A poco más de un año de la flexibilización de la barrera sanitaria en la Patagonia, el último relevamiento en las góndolas tuvo un registro histórico: el precio del asado con hueso cayó un 18,19% en el Alto Valle de Río Negro y Neuquén, y se ubicó entre los valores más bajos de la última década.
Motorizado por la mayor oferta que significó el levantamiento de los controles sanitarios que protegían a esa “zona libre de Aftosa sin vacunación”, y afectado, además, por la caída del consumo en todo el país, el descenso de julio fue mucho más pronunciado que las variaciones en las grandes plazas del centro del país.
Pero esa rebaja en las góndolas convive también con una contracara productiva: en la región, la invernada atraviesa un mercado “muy difícil” por la falta de compradores y algunos productores ya evalúan enviar sus terneros hacia el norte para conseguir mejores precios. Otro aspecto que también contrasta con la firmeza que muestra esa categoría en la tendencia nacional.

De acuerdo con el relevamiento mensual que lleva a cabo el INTA tanto de precios mayoristas como minoristas de las cadenas cárnicas, en julio el precio del asado en el Alto Valle pasó de 16.490 a 13.490 pesos por kilo, un 18,19% de caída respecto al mes anterior.
Es de recordar que, hasta julio del año pasado cuando, luego de idas y vueltas, se decidió el levantamiento definitivo de la barrera sanitaria, la región únicamente podía abastecerse de asado y otros cortes con hueso producidos allí mismo, pues su ingreso desde el norte del Río Colorado estaba vedado. La razón de ello es el estatus sanitario diferencial que divide al país, y que ubica a la Patagonia como “zona libre de Aftosa sin vacunación”.

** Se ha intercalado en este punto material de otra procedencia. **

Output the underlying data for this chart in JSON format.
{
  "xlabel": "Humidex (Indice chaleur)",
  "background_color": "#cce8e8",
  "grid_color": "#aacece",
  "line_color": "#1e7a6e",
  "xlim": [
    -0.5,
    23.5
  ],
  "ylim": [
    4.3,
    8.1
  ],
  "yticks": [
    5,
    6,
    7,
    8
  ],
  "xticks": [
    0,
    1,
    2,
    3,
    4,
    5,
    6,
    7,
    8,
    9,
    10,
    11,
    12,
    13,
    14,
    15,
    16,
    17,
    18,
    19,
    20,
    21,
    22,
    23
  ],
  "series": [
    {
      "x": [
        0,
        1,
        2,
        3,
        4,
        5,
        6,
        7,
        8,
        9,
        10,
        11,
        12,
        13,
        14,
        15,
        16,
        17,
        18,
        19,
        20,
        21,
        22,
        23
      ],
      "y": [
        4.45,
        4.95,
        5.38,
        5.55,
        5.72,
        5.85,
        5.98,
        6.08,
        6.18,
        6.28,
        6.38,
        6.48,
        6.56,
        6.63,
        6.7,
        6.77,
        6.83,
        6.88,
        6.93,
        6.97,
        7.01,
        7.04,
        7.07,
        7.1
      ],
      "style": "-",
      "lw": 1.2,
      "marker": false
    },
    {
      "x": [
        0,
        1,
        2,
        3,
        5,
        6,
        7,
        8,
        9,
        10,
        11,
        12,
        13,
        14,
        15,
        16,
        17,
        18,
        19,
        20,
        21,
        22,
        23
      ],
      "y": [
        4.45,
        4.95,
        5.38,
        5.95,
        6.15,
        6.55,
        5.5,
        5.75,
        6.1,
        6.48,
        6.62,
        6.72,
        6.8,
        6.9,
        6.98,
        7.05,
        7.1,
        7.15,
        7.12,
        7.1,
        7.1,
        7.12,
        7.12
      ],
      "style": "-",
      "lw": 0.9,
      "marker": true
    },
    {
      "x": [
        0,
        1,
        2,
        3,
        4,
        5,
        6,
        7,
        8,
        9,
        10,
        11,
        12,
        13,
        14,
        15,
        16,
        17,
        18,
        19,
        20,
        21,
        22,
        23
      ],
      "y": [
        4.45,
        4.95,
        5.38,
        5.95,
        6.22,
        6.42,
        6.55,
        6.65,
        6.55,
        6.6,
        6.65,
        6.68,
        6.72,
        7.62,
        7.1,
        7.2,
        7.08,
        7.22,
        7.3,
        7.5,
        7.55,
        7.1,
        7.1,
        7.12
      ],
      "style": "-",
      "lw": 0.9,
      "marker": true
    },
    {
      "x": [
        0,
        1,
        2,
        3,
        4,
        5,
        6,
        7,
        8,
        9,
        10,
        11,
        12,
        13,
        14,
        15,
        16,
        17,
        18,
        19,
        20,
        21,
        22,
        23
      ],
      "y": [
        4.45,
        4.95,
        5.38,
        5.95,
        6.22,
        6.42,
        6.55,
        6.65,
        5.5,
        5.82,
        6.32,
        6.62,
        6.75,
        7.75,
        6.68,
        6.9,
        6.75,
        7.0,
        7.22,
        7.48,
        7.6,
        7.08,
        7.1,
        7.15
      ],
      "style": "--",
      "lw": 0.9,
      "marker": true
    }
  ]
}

Históricamente, por el costo que implica producir carne en el Sur y la menor oferta, el precio de ese tipo de cortes solía ser ampliamente superior al del resto del país. Pero desde que se flexibilizaron dichos controles -que, por cierto, fueron históricamente necesarios para mantener el estatus sanitario de la región-, ha mantenido una tendencia a la baja.
Claro está, acompañado también por una caída del consumo a nivel nacional.
Los relevamientos de otras grandes plazas mostraron variaciones mucho más moderadas: el asado bajó 1,2% en el AMBA, se mantuvo estable en Rosario y aumentó un 0,5% en Córdoba. En el Alto Valle de Río Negro y Neuquén descendió nada menos que 3000 pesos el kilo y quedó como el más barato entre las seis zonas relevadas por el INTA.
En el resto de las regiones, la mayor parte de los precios minoristas se mantuvo inalterable entre junio y julio, con la excepción de dos casos específicos. Uno de ellos, el de la bola de lomo en Santa Cruz, que de un mes al otro tuvo un descenso de casi el 20%, y pasó de costar 26.170 a 20.990 pesos por kilo.
El otro es el de ese mismo corte, pero en Neuquén y el costado cordillerano de Río Negro. Allí, la bola de lomo se retrajo un 13,5%, de 25.670 a 22.190 pesos por kilo.
Ahora, entra más carne desde el norte y los precios del mostrador reaccionan, pero la contracara se ve en una parte de la producción regional, que tiene dificultades para colocarse y evalúa recorrer el camino inverso, enviando terneros hacia el norte.
Así se percibe muy claramente en el norte de Río Negro y el partido bonaerense de Patagones, donde -señalan desde el INTA- la invernada atraviesa un mercado “muy difícil” por la falta de compradores.
Según el relevamiento del organismo, el precio de los novillos y vaquillonas de hasta 220 kilos cayó 7,02% durante julio, hasta ubicarse en 5300 pesos por kilo vivo. Los terneros de destete de hasta 200 kilos, en tanto, se retrajeron 3,45% y quedaron en 5600 pesos.
La situación resulta especialmente llamativa porque no falta alimento para incorporar kilos. Por el contrario, el organismo destacó que existe una gran oferta forrajera, especialmente en el este patagónico, pero advirtió que la escasez de financiamiento a tasas acordes con la inflación limita la capacidad de compra de los engordadores.

Aunque -lógicamente- el informe no vincula directamente este escenario con la flexibilización de la barrera sanitaria, el dato expone la otra cara de este nuevo mercado regional: mientras el asado puede ingresar y competir con la carne local, los criadores ven disminuida su demanda y buscan alternativas para encontrar mejores precios. “Muchos están pensando en enviar la invernada al norte”, señaló el INTA
Ese es también un movimiento contrario a la tendencia nacional, donde la baja oferta ha provocado los últimos meses una suba sostenida de ese segmento.